Après une visite à la Mecque pour le petit pèlerinage, « Al Omra », l’homme se terre chez lui et ne reçoit que rarement et sur insistance des membres de son parti, un parti avec lequel il a pris ses distances bien qu’il en soit toujours le chef. Avec son successeur, Saad Eddine El Othmani, le contact est coupé et une réconciliation relève désormais de l’impossible, Benkirane continuant de lui reprocher face à ses visiteurs, d’avoir vendu l’âme du parti et d’avoir fait les concessions que lui a toujours refusé lors des négociations sur la formation de l’actuel gouvernement. La fâcherie entre les deux hommes peut avoir de lourdes conséquences et elle atteint un point de non retour si l’on sait que El Othmani n’a pas daigné aller féliciter son prédécesseur pour son pèlerinage comme le veut la tradition.
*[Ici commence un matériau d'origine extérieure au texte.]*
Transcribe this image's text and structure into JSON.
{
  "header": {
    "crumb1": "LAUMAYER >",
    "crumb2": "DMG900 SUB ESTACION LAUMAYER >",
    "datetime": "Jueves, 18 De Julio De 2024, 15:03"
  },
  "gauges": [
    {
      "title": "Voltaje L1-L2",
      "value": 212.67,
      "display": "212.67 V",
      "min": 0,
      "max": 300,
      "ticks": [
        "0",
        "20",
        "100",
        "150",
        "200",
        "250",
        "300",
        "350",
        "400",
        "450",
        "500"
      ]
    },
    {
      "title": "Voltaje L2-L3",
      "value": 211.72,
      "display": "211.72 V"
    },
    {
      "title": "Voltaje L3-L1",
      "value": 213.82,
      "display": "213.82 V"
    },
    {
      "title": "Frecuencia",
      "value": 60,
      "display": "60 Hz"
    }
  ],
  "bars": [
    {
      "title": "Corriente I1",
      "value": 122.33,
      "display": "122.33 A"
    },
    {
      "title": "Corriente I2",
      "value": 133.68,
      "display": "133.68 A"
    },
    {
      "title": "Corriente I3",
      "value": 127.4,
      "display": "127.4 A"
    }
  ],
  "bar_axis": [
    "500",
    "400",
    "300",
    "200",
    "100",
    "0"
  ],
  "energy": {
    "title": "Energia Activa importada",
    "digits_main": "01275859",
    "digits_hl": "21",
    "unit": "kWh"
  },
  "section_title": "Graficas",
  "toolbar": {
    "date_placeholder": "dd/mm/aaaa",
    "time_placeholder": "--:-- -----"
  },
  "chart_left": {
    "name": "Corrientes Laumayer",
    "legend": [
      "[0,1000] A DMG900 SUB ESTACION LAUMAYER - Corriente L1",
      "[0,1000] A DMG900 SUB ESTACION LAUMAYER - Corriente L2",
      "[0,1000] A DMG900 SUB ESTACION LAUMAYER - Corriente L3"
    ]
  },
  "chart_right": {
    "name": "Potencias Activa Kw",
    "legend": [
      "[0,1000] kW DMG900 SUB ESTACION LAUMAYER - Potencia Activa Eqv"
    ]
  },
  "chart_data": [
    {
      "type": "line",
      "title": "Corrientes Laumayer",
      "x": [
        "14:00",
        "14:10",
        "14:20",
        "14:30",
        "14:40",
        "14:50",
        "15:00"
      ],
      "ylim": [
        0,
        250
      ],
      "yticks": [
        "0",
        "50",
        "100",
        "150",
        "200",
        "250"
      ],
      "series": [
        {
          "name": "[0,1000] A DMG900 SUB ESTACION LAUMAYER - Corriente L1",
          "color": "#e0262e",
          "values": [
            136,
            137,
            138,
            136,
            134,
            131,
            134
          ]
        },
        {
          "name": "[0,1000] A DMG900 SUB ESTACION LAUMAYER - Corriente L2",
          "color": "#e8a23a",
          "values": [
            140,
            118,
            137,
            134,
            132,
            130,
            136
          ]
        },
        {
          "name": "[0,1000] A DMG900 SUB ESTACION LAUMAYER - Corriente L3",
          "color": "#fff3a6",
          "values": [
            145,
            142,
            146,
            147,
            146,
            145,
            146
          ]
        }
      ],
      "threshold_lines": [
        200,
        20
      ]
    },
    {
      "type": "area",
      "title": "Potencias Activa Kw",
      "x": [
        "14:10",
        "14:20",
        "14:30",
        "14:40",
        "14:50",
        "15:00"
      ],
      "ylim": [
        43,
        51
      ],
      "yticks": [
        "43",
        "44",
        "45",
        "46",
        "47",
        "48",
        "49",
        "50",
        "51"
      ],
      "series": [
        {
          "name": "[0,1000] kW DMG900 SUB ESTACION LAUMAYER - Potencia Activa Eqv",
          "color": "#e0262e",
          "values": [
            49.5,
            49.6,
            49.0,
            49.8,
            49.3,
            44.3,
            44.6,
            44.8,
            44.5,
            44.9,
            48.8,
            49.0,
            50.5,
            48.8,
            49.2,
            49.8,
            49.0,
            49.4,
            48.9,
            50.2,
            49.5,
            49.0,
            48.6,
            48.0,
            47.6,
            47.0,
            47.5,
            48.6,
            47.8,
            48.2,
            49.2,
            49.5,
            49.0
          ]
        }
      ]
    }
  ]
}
Sur un autre plan, l’ancien chef du gouvernement refuse ses indemnités de départ et sa retraite à la fois de député et d’ancien chef de l’exécutif, mais a accepté tout de même la voiture de fonction mise à sa disposition sur ordre du souverain. L’homme tient à montrer qu’il n’a pas changé et qu’il continuera à vivre modestement, mais pour ce qui concerne ses ambitions politiques, l’homme n’a pas dit son dernier mot.

L’écriture de ses mémoires attendra car Benkirane ne veut surtout pas montrer qu’il est un homme fini.